Sur le plan martial, dans le combat, tout se passe dans un environnement toujours plus restreint ou bien toujours inattendu. Les experts parlent d’un espace de 3 cm, d’autres parle de l’inconnu et de la manière de gérer notre peur vis à vis de ce dernier. Comment faire passer le fil alors? Faut il vraiment y penser?

Wu Wei

Je me permettrai de finir ce sujet par un angle plus philosophique, au risque de dérouter, voire de faire fuir. Des questions qui résument en substance la notion de mouvement et d’arrêt.
Comment, en tant qu’individu, puis-je passer à travers les occurrences et les phénomènes de la vie, même dans des moments où ils sont les plus exigus, les plus inconnus, les moins praticables?
Peut on volontairement arriver à faire passer le fil de notre conscience / existence, à travers des espaces et des lieux inconnus divers?

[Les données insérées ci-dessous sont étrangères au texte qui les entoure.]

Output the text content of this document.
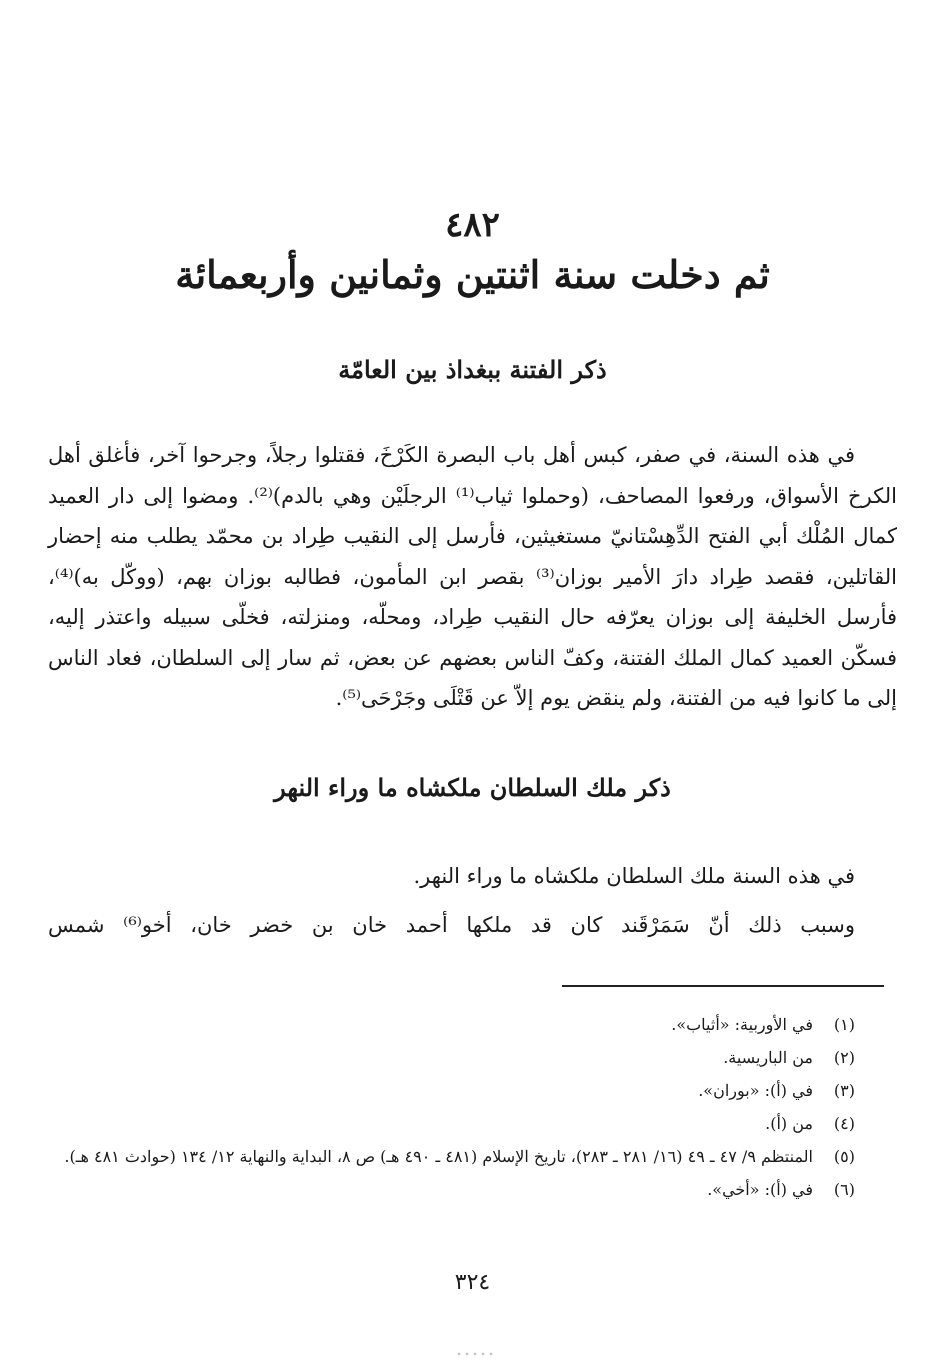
٤٨٢
ثم دخلت سنة اثنتين وثمانين وأربعمائة
ذكر الفتنة ببغداذ بين العامّة

في هذه السنة، في صفر، كبس أهل باب البصرة الكَرْخَ، فقتلوا رجلاً، وجرحوا آخر، فأغلق أهل الكرخ الأسواق، ورفعوا المصاحف، (وحملوا ثياب⁽¹⁾ الرجلَيْن وهي بالدم)⁽²⁾. ومضوا إلى دار العميد كمال المُلْك أبي الفتح الدِّهِسْتانيّ مستغيثين، فأرسل إلى النقيب طِراد بن محمّد يطلب منه إحضار القاتلين، فقصد طِراد دارَ الأمير بوزان⁽³⁾ بقصر ابن المأمون، فطالبه بوزان بهم، (ووكّل به)⁽⁴⁾، فأرسل الخليفة إلى بوزان يعرّفه حال النقيب طِراد، ومحلّه، ومنزلته، فخلّى سبيله واعتذر إليه، فسكّن العميد كمال الملك الفتنة، وكفّ الناس بعضهم عن بعض، ثم سار إلى السلطان، فعاد الناس إلى ما كانوا فيه من الفتنة، ولم ينقض يوم إلاّ عن قَتْلَى وجَرْحَى⁽⁵⁾.

ذكر ملك السلطان ملكشاه ما وراء النهر

في هذه السنة ملك السلطان ملكشاه ما وراء النهر.

وسبب ذلك أنّ سَمَرْقَند كان قد ملكها أحمد خان بن خضر خان، أخو⁽⁶⁾ شمس

(١)
في الأوربية: «أثياب».
(٢)
من الباريسية.
(٣)
في (أ): «بوران».
(٤)
من (أ).
(٥)
المنتظم ٩/ ٤٧ ـ ٤٩ (١٦/ ٢٨١ ـ ٢٨٣)، تاريخ الإسلام (٤٨١ ـ ٤٩٠ هـ) ص ٨، البداية والنهاية ١٢/ ١٣٤ (حوادث ٤٨١ هـ).
(٦)
في (أ): «أخي».
٣٢٤
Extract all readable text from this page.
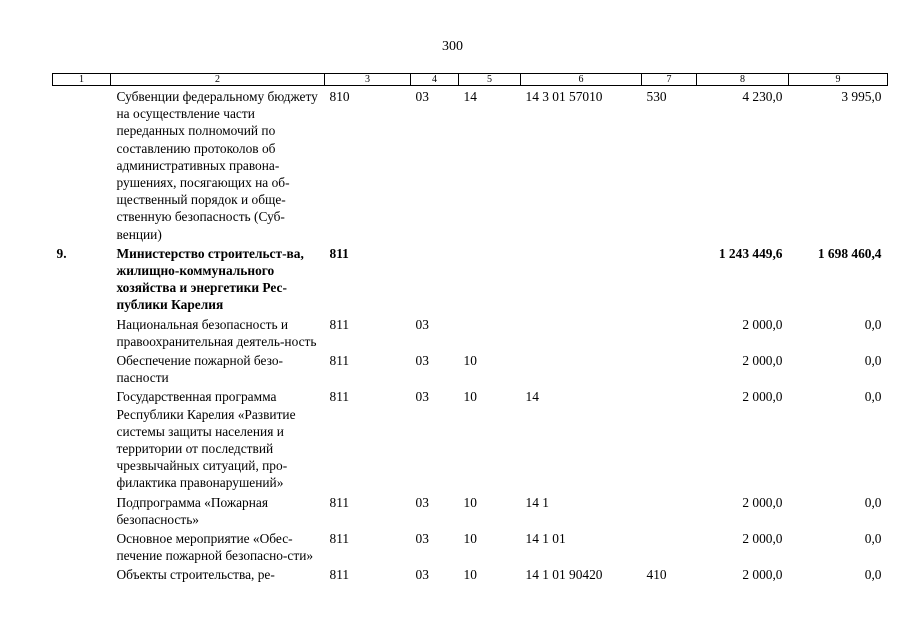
300
1	2	3	4	5	6	7	8	9
	Субвенции федеральному бюджету на осуществление части переданных полномочий по составлению протоколов об административных правона-рушениях, посягающих на об-щественный порядок и обще-ственную безопасность (Суб-венции)	810	03	14	14 3 01 57010	530	4 230,0	3 995,0
9.	Министерство строительст-ва, жилищно-коммунального хозяйства и энергетики Рес-публики Карелия	811					1 243 449,6	1 698 460,4
	Национальная безопасность и правоохранительная деятель-ность	811	03				2 000,0	0,0
	Обеспечение пожарной безо-пасности	811	03	10			2 000,0	0,0
	Государственная программа Республики Карелия «Развитие системы защиты населения и территории от последствий чрезвычайных ситуаций, про-филактика правонарушений»	811	03	10	14		2 000,0	0,0
	Подпрограмма «Пожарная безопасность»	811	03	10	14 1		2 000,0	0,0
	Основное мероприятие «Обес-печение пожарной безопасно-сти»	811	03	10	14 1 01		2 000,0	0,0
	Объекты строительства, ре-	811	03	10	14 1 01 90420	410	2 000,0	0,0
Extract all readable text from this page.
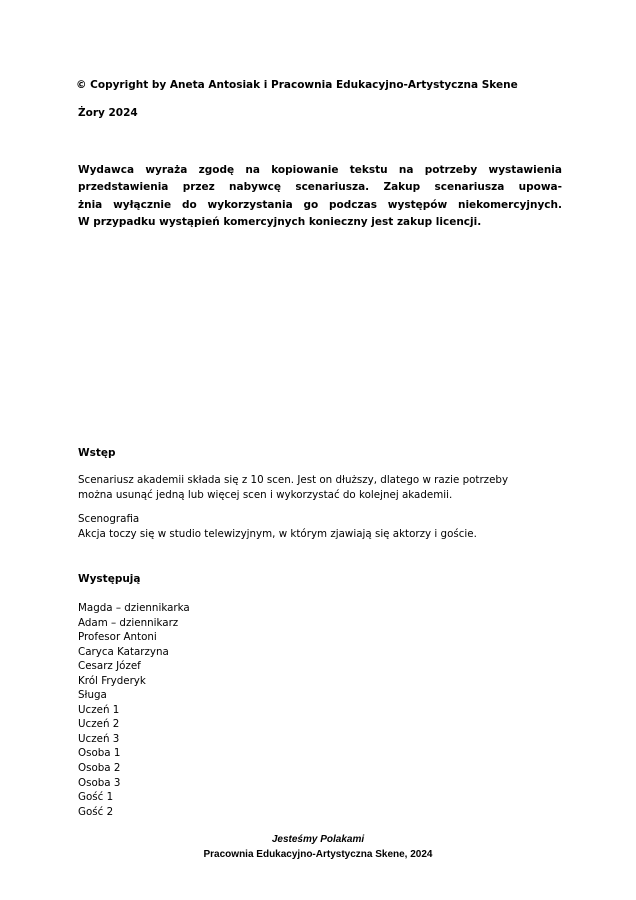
© Copyright by Aneta Antosiak i Pracownia Edukacyjno-Artystyczna Skene
Żory 2024
Wydawca wyraża zgodę na kopiowanie tekstu na potrzeby wystawienia
przedstawienia przez nabywcę scenariusza. Zakup scenariusza upowa-
żnia wyłącznie do wykorzystania go podczas występów niekomercyjnych.
W przypadku wystąpień komercyjnych konieczny jest zakup licencji.
Wstęp
Scenariusz akademii składa się z 10 scen. Jest on dłuższy, dlatego w razie potrzeby
można usunąć jedną lub więcej scen i wykorzystać do kolejnej akademii.
Scenografia
Akcja toczy się w studio telewizyjnym, w którym zjawiają się aktorzy i goście.
Występują
Magda – dziennikarka
Adam – dziennikarz
Profesor Antoni
Caryca Katarzyna
Cesarz Józef
Król Fryderyk
Sługa
Uczeń 1
Uczeń 2
Uczeń 3
Osoba 1
Osoba 2
Osoba 3
Gość 1
Gość 2
Jesteśmy Polakami
Pracownia Edukacyjno-Artystyczna Skene, 2024
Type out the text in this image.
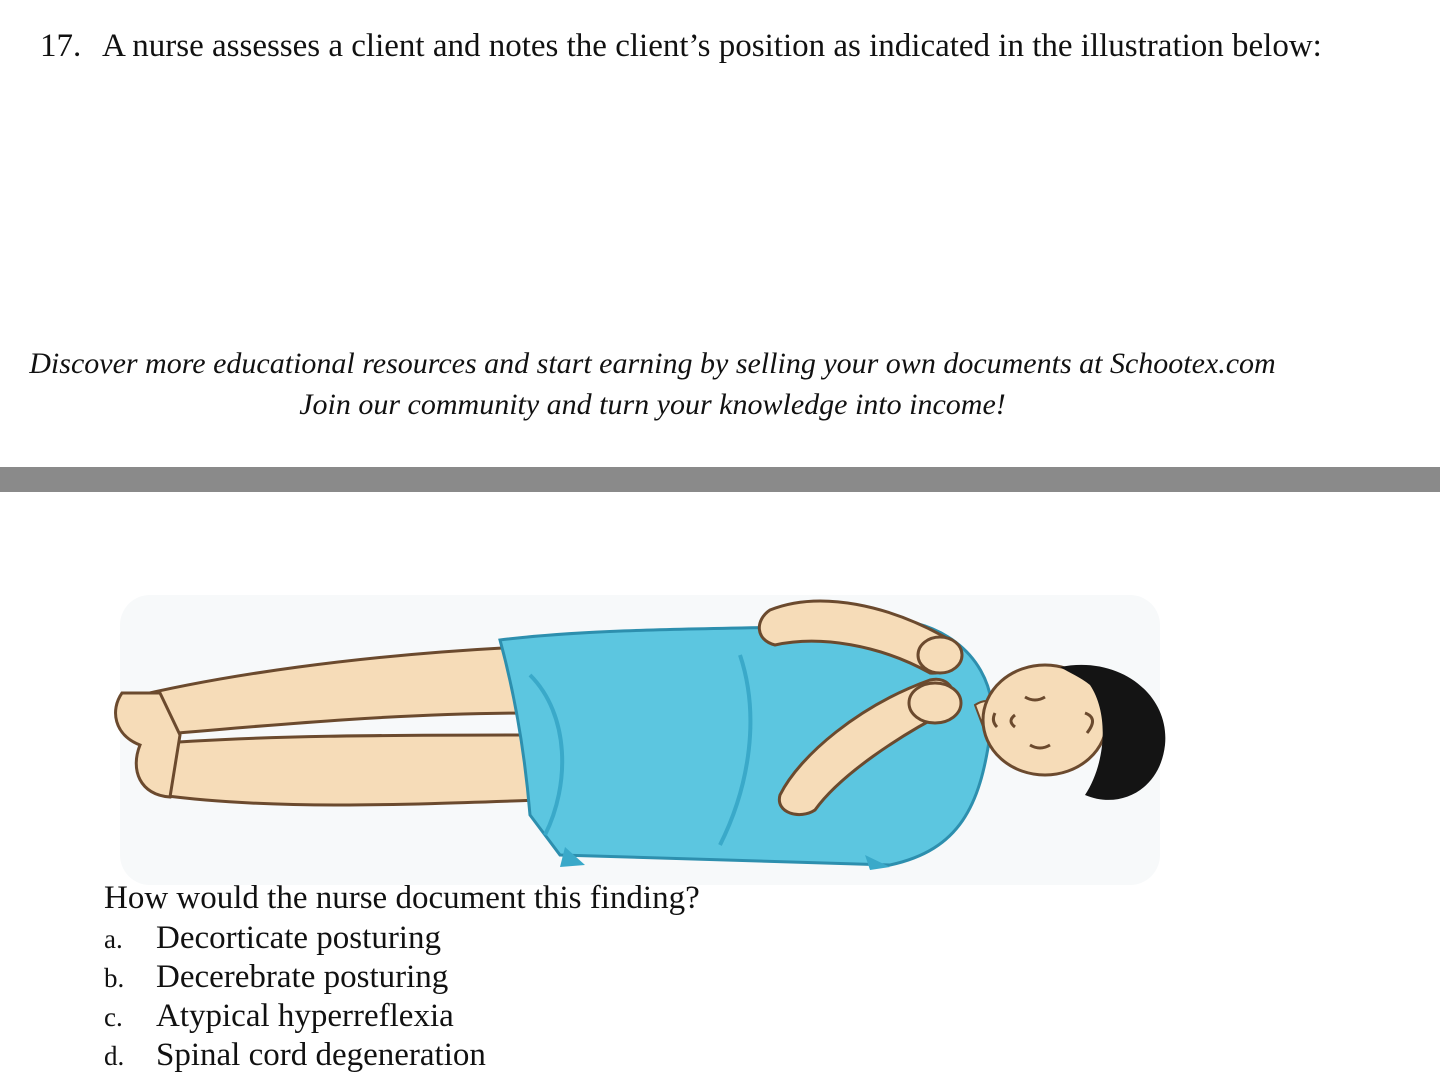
17. A nurse assesses a client and notes the client’s position as indicated in the illustration below:
Discover more educational resources and start earning by selling your own documents at Schootex.com
Join our community and turn your knowledge into income!
How would the nurse document this finding?
a. Decorticate posturing
b. Decerebrate posturing
c. Atypical hyperreflexia
d. Spinal cord degeneration
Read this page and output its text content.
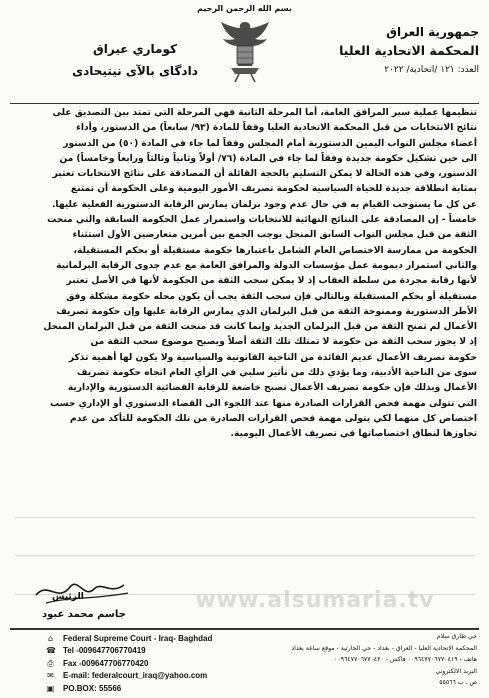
بسم الله الرحمن الرحيم
جمهورية العراق
المحكمة الاتحادية العليا
العدد: ١٢١ /اتحادية/ ٢٠٢٢
كوماري عيراق
دادگاى بالآى نيتيحادى
تنظيمها عملية سير المرافق العامة، أما المرحلة الثانية فهي المرحلة التي تمتد بين التصديق على
نتائج الانتخابات من قبل المحكمة الاتحادية العليا وفقاً للمادة (٩٣/ سابعاً) من الدستور، وأداء
أعضاء مجلس النواب اليمين الدستورية أمام المجلس وفقاً لما جاء في المادة (٥٠) من الدستور
الى حين تشكيل حكومة جديدة وفقاً لما جاء في المادة (٧٦/ أولاً وثانياً وثالثاً ورابعاً وخامساً) من
الدستور، وفي هذه الحالة لا يمكن التسليم بالحجة القائلة أن المصادقة على نتائج الانتخابات تعتبر
بمثابة انطلاقة جديدة للحياة السياسية لحكومة تصريف الأمور اليومية وعلى الحكومة أن تمتنع
عن كل ما يستوجب القيام به في حال عدم وجود برلمان يمارس الرقابة الدستورية الفعلية عليها.
خامساً - إن المصادقة على النتائج النهائية للانتخابات واستمرار عمل الحكومة السابقة والتي منحت
الثقة من قبل مجلس النواب السابق المنحل يوجب الجمع بين أمرين متعارضين الأول استثناء
الحكومة من ممارسة الاختصاص العام الشامل باعتبارها حكومة مستقيلة أو بحكم المستقيلة،
والثاني استمرار ديمومة عمل مؤسسات الدولة والمرافق العامة مع عدم جدوى الرقابة البرلمانية
لأنها رقابة مجردة من سلطة العقاب إذ لا يمكن سحب الثقة من الحكومة لأنها في الأصل تعتبر
مستقيلة أو بحكم المستقيلة وبالتالي فإن سحب الثقة يجب أن يكون محله حكومة مشكلة وفق
الأطر الدستورية وممنوحة الثقة من قبل البرلمان الذي يمارس الرقابة عليها وإن حكومة تصريف
الأعمال لم تمنح الثقة من قبل البرلمان الجديد وإنما كانت قد منحت الثقة من قبل البرلمان المنحل
إذ لا يجوز سحب الثقة من حكومة لا تمتلك تلك الثقة أصلاً ويصبح موضوع سحب الثقة من
حكومة تصريف الأعمال عديم الفائدة من الناحية القانونية والسياسية ولا يكون لها أهمية تذكر
سوى من الناحية الأدبية، وما يؤدي ذلك من تأثير سلبي في الرأي العام اتجاه حكومة تصريف
الأعمال وبذلك فإن حكومة تصريف الأعمال تصبح خاضعة للرقابة القضائية الدستورية والإدارية
التي تتولى مهمة فحص القرارات الصادرة منها عند اللجوء الى القضاء الدستوري أو الإداري حسب
اختصاص كل منهما لكي يتولى مهمة فحص القرارات الصادرة من تلك الحكومة للتأكد من عدم
تجاوزها لنطاق اختصاصاتها في تصريف الأعمال اليومية.
www.alsumaria.tv
الرئيس
جاسم محمد عبود
⌂
☎
⎙
✉
▣
Federal Supreme Court - Iraq- Baghdad
Tel -009647706770419
Fax -009647706770420
E-mail: federalcourt_iraq@yahoo.com
PO.BOX: 55566
جي طارق سلام
المحكمة الاتحادية العليا - العراق - بغداد - حي الحارثية - موقع ساعة بغداد
هاتف - ٠٠٩٦٤٧٧٠٦٧٧٠٤١٩ فاكس - ٠٠٩٦٤٧٧٠٦٧٧٠٤٢٠
البريد الالكتروني
ص . ب ٥٥٥٦٦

Au fond, peut-être qu’une façon de passer la vie, – cet espace à neuf inclinaisons – c’est de relâcher son corps et son esprit d’une telle façon qu’il ne faut pas intervenir dans l’action, sous peine de s’y arrêter, de créer un focus qui bloquerait le mouvement et le passage.
Nous parlons ici de « non-intervention »: au japon on a parfois appelé cela « Mizu no Kokoro » ou bien « Iko Kokoro »: l’esprit uni et fluide, sans tension, allant d’un seul élan en toute choses. Un état psychocorporel qui s’apparente à un profond lâcher-prise mâtiné d’une présence constante. Aucun refus, aucune fuite, mais aussi aucune soumission violente pour soi: juste être.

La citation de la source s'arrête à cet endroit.